Corona

Dritte Corona-Impfung: Ärzte-Chef schüttelt über Politik nur den Kopf

Die Corona-Impfung muss bei den meisten Personen wohl noch einmal aufgefrischt werden. In ersten Bundesländern wird das bereits angeboten.

Dortmund – Wer schon mehrere Monate vollständig gegen Corona geimpft ist, kann den Impfschutz in einigen Bundesländern in Deutschland bereits auffrischen. Die Maßnahme sei vor allem für ältere und immungeschwächte Menschen sinnvoll. Doch es hagelt Kritik.

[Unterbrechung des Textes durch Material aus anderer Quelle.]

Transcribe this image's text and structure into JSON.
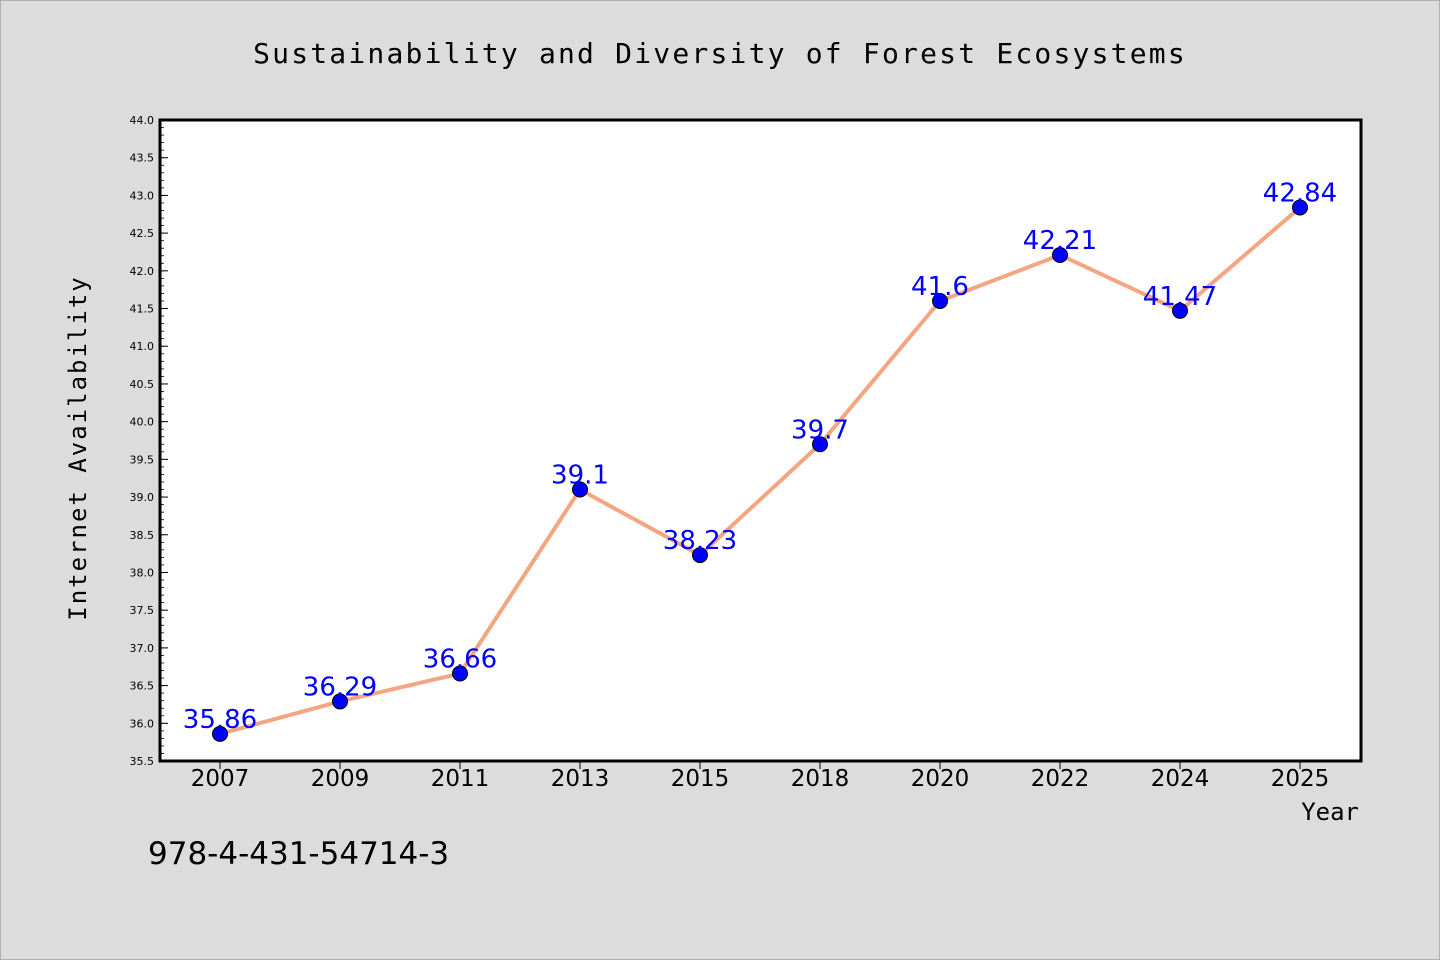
{
  "chart_data": {
    "type": "line",
    "title": "Sustainability and Diversity of Forest Ecosystems",
    "xlabel": "Year",
    "ylabel": "Internet Availability",
    "categories": [
      "2007",
      "2009",
      "2011",
      "2013",
      "2015",
      "2018",
      "2020",
      "2022",
      "2024",
      "2025"
    ],
    "series": [
      {
        "values": [
          35.86,
          36.29,
          36.66,
          39.1,
          38.23,
          39.7,
          41.6,
          42.21,
          41.47,
          42.84
        ],
        "labels": [
          "35.86",
          "36.29",
          "36.66",
          "39.1",
          "38.23",
          "39.7",
          "41.6",
          "42.21",
          "41.47",
          "42.84"
        ],
        "line_color": "#f4a582",
        "marker_color": "#0000ff"
      }
    ],
    "ylim": [
      35.5,
      44.0
    ],
    "yticks": [
      "35.5",
      "36.0",
      "36.5",
      "37.0",
      "37.5",
      "38.0",
      "38.5",
      "39.0",
      "39.5",
      "40.0",
      "40.5",
      "41.0",
      "41.5",
      "42.0",
      "42.5",
      "43.0",
      "43.5",
      "44.0"
    ],
    "grid": false,
    "label_color": "#0000ff"
  },
  "footer_text": "978-4-431-54714-3"
}
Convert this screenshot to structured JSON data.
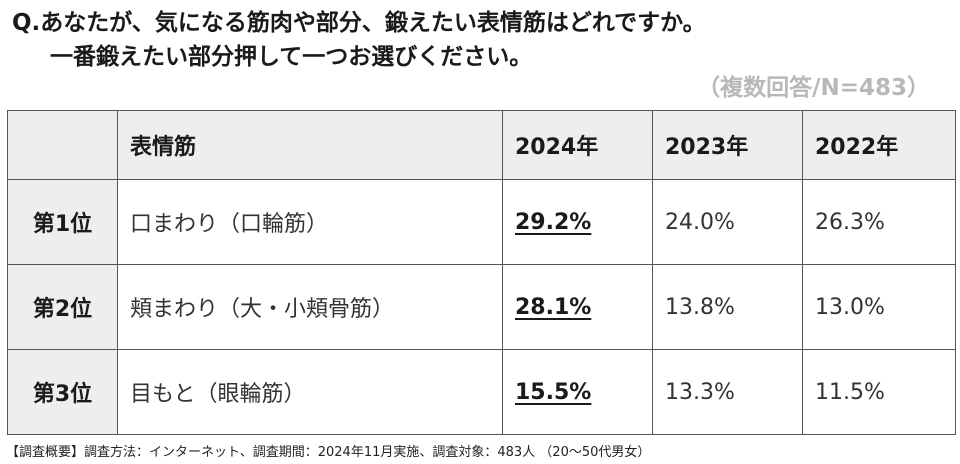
{
  "question": {
    "line1": "Q.あなたが、気になる筋肉や部分、鍛えたい表情筋はどれですか。",
    "line2": "一番鍛えたい部分押して一つお選びください。"
  },
  "sample_note": "（複数回答/N=483）",
  "chart_data": {
    "type": "table",
    "columns": [
      "",
      "表情筋",
      "2024年",
      "2023年",
      "2022年"
    ],
    "rows": [
      {
        "rank": "第1位",
        "muscle": "口まわり（口輪筋）",
        "v2024": "29.2%",
        "v2023": "24.0%",
        "v2022": "26.3%"
      },
      {
        "rank": "第2位",
        "muscle": "頬まわり（大・小頬骨筋）",
        "v2024": "28.1%",
        "v2023": "13.8%",
        "v2022": "13.0%"
      },
      {
        "rank": "第3位",
        "muscle": "目もと（眼輪筋）",
        "v2024": "15.5%",
        "v2023": "13.3%",
        "v2022": "11.5%"
      }
    ]
  },
  "footnote": "【調査概要】調査方法：インターネット、調査期間：2024年11月実施、調査対象：483人 （20～50代男女）"
}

Auffrischung von Corona-Impfung: Stiko-Empfehlung fehlt

Denn: Eine offizielle Empfehlung, etwa von der Ständigen Impfkommission (Stiko), gibt es bisher zu den Coronaschutz-Auffrischungen nicht. „Ich halte es deshalb für einen Fehler, dass Bund und Länder in der Breite Auffrischungsimpfungen angekündigt haben“, kritisiert der Präsident der Bundesärztekammer, Klaus Reinhardt, gegenüber dem Redaktionsnetzwerk Deutschland (RND).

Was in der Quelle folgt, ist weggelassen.